Energy consumption estimation
CPU
TODO
GPU
CEEMS leverages dcgm-exporter and
amd-smi-exporter to get power
consumption of GPUs. When the resource manager uses full physical GPU, estimating
the power consumption of each compute unit is straight-forward as CEEMS exporter
already exports a metric that maps the compute unit ID to GPU ordinal. However,
NVIDIA GPUs support sharing of one physical GPU amongst different compute units
using Multi Instance GPU (MIG) and GRID vGPU strategies. Currently, dcgm-exporter
does not estimate power consumption of each MIG instance or vGPU. Thus, CEEMS uses
following approximation to estimate power consumption of shared GPU instances.
MIG
CEEMS exporter uses an approximation based on number of Streaming Multiprocessors (SM) for each MIG instance profile. For instance, in a typical A100 40GB card, a full GPU can be split into following profiles:
$ nvidia-smi mig -lgi
+----------------------------------------------------+
| GPU instances: |
| GPU Name Profile Instance Placement |
| ID ID Start:Size |
|====================================================|
| 0 MIG 1g.5gb 19 13 6:1 |
+----------------------------------------------------+
| 0 MIG 2g.10gb 14 5 4:2 |
+----------------------------------------------------+
| 0 MIG 4g.20gb 5 1 0:4 |
+----------------------------------------------------+
It means MIG instance 4g.20gb
has 4/7 of SMs, 2g.10gb
has 2/7 of SMs and 1g.5gb
has
1/7 of SMs. Consequently, the power consumed by entire GPU is divided amongst the different
MIG instances in the ratio of their SMs respectively. For example, if the physical GPU's
power consumption is 140 W, the power consumption of each MIG profile will be estimated as
follows:
1g.5gb
: 140 * (1/7) = 20 W2g.10gb
: 140 * (2/7) = 40 W4g.20gb
: 140 * (4/7) = 40 W
The exporter will export the coefficient for each MIG instance which can be used along with
power consumption metric of dcgm-exporter
to estimate power consumption of individual MIG
instances.
vGPU
In the case of Libvirt, besides MIG it supports GRID vGPU time sharing. Following scenarios are possible when GPUs are present on the compute node:
- PCI pass through of NVIDIA and AMD GPUs to the guest VMs
- Virtualization of full GPUs using NVIDIA Grid vGPU
- Virtualization of MIG GPUs using NVIDIA Grid vGPU
If a GPU is added to VM using PCI pass through, this GPU will not be available for the hypervisor and hence, it cannot be queried or monitored. This is due to the fact that the GPU will be unbound from the hypervisor and bound to guest. Thus, energy consumption and GPU metrics for GPUs using PCI passthrough will only be available in the guest.
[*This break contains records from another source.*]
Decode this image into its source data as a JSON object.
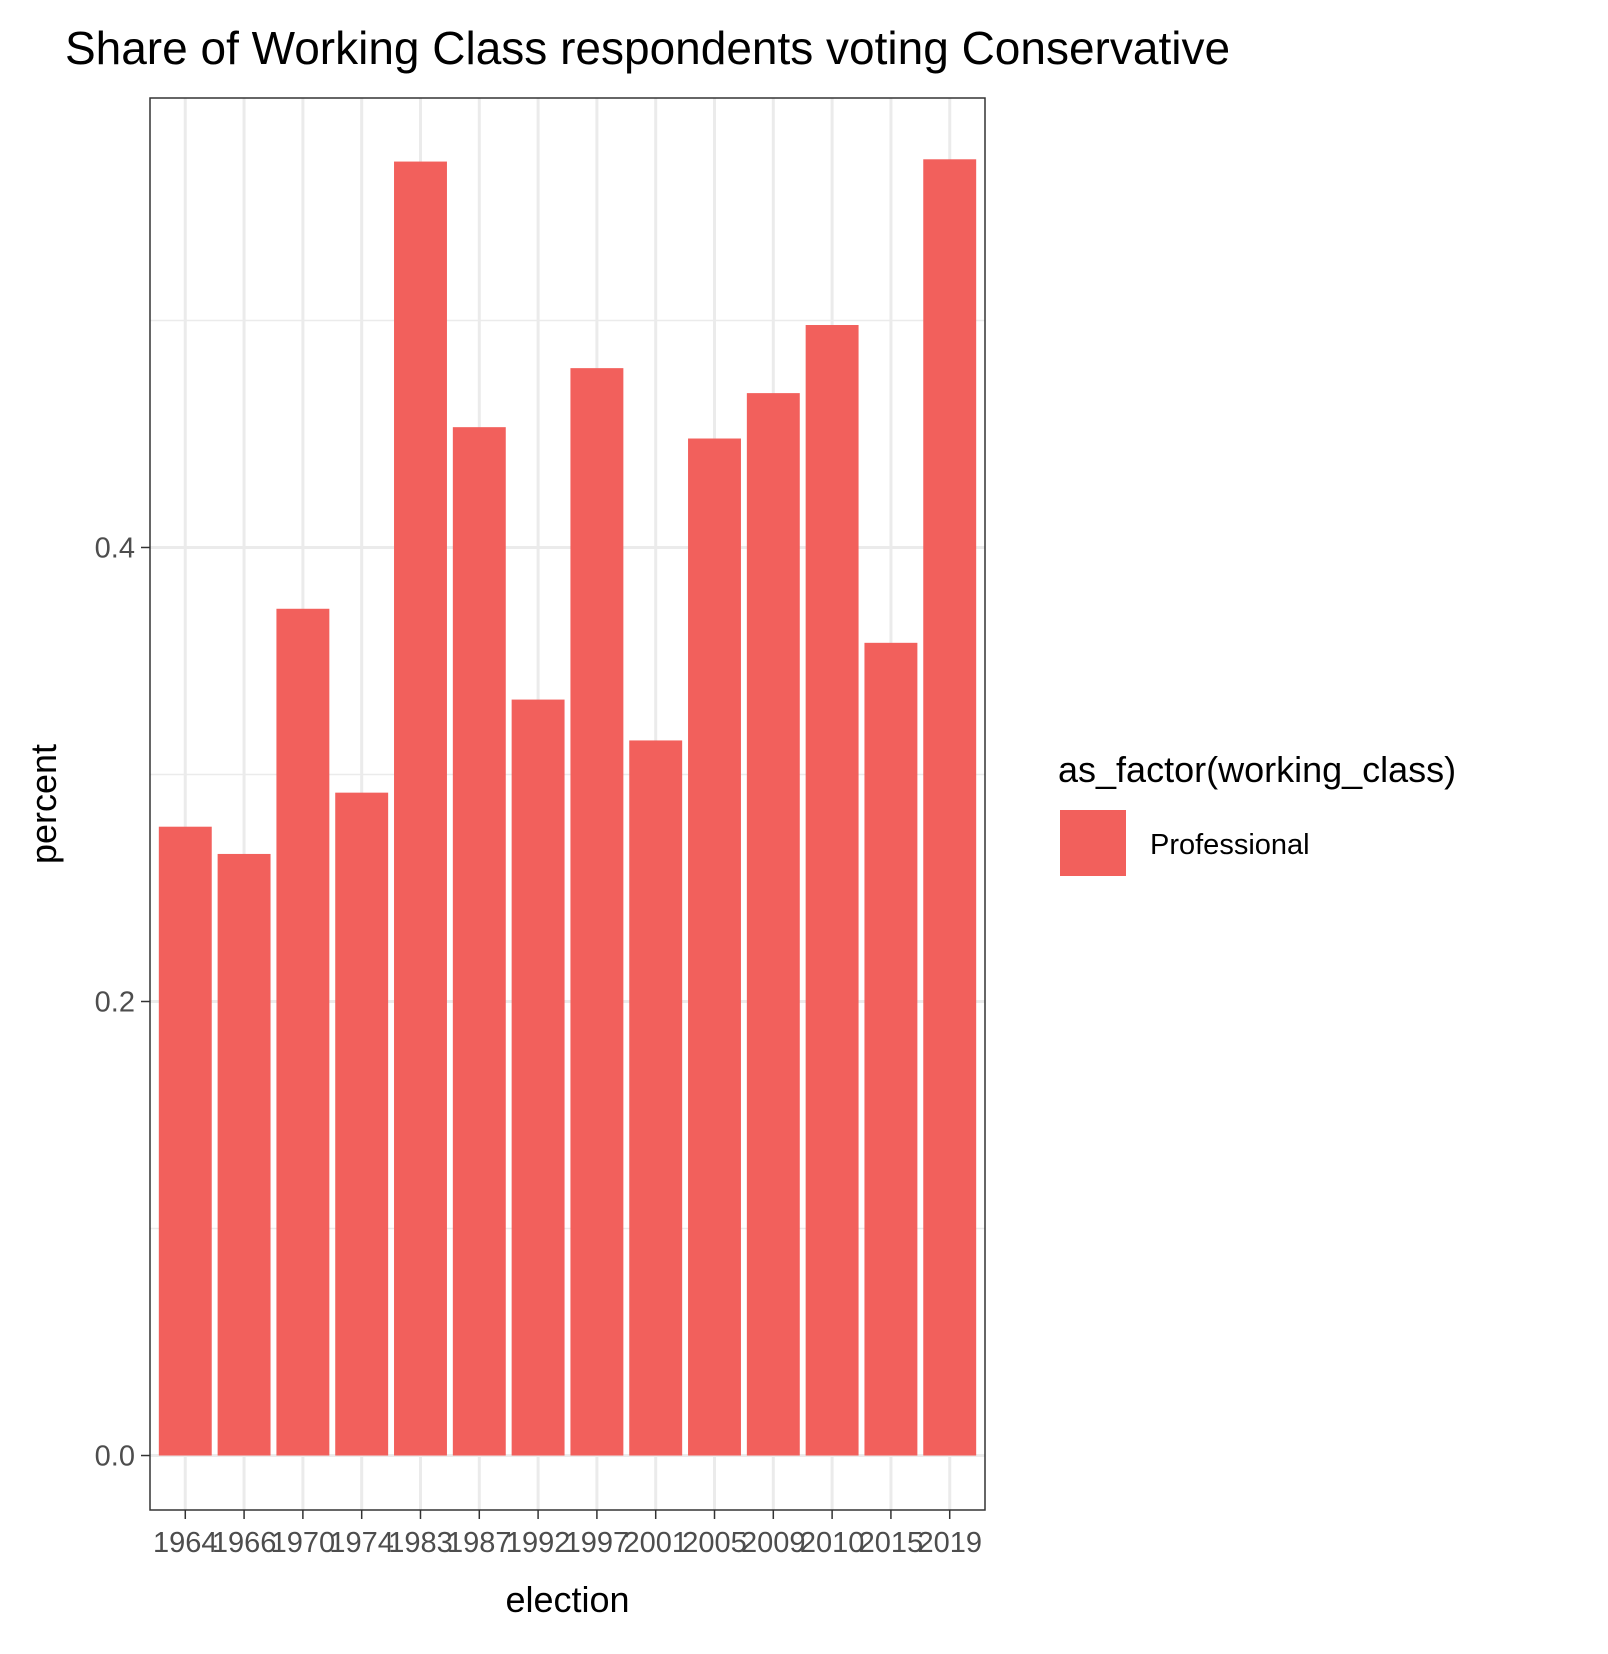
{
  "chart_data": {
    "type": "bar",
    "title": "Share of Working Class respondents voting Conservative",
    "xlabel": "election",
    "ylabel": "percent",
    "categories": [
      "1964",
      "1966",
      "1970",
      "1974",
      "1983",
      "1987",
      "1992",
      "1997",
      "2001",
      "2005",
      "2009",
      "2010",
      "2015",
      "2019"
    ],
    "series": [
      {
        "name": "Professional",
        "color": "#f2605c",
        "values": [
          0.277,
          0.265,
          0.373,
          0.292,
          0.57,
          0.453,
          0.333,
          0.479,
          0.315,
          0.448,
          0.468,
          0.498,
          0.358,
          0.571
        ]
      }
    ],
    "ylim": [
      -0.024,
      0.598
    ],
    "yticks": [
      0.0,
      0.2,
      0.4
    ],
    "ytick_labels": [
      "0.0",
      "0.2",
      "0.4"
    ],
    "grid": true,
    "legend_position": "right",
    "legend_title": "as_factor(working_class)"
  }
}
NVIDIA's vGPU uses mediated devices to expose GPUs in the guest and thus, GPUs can be queried and monitored from both hypervisor and guest. However, CEEMS rely on dcgm-exporter to export GPU energy consumption and usage metrics and it does not support usage and energy consumption metrics for vGPUs. Thus, CEEMS exporter uses the following approximation method to estimate energy consumption of each vGPU which in-turn gives energy consumption of each guest VM.
NVIDIA Grid vGPU time slicing divides the GPU resources equally among all the
active vGPUs at any given time and schedule the work on the given physical
GPU. Thus, if there are 4 vGPUs active on a given physical GPU, each vGPU
will get 25% of the full GPU compute power. Thus, a reasonable approximation
would be to split the current physical GPU power consumption equally among all
vGPUs. The same applies when using vGPU on the top of MIG partition. MIG
already divides the physical GPU into different profiles by assigning a given
number of SMs for each profile as discussed in SLURM collector above. When
multiple vGPUs are running on the top of MIG instance, this coefficient is
further divided by number of active vGPUs. For instance, if there are 4 vGPUs
scheduled on a MIG profile 4g.20gb
where the physical GPU is consuming
140 W, the power consumption of each vGPU would be 140*(4/7)*(1/4) = 20 W.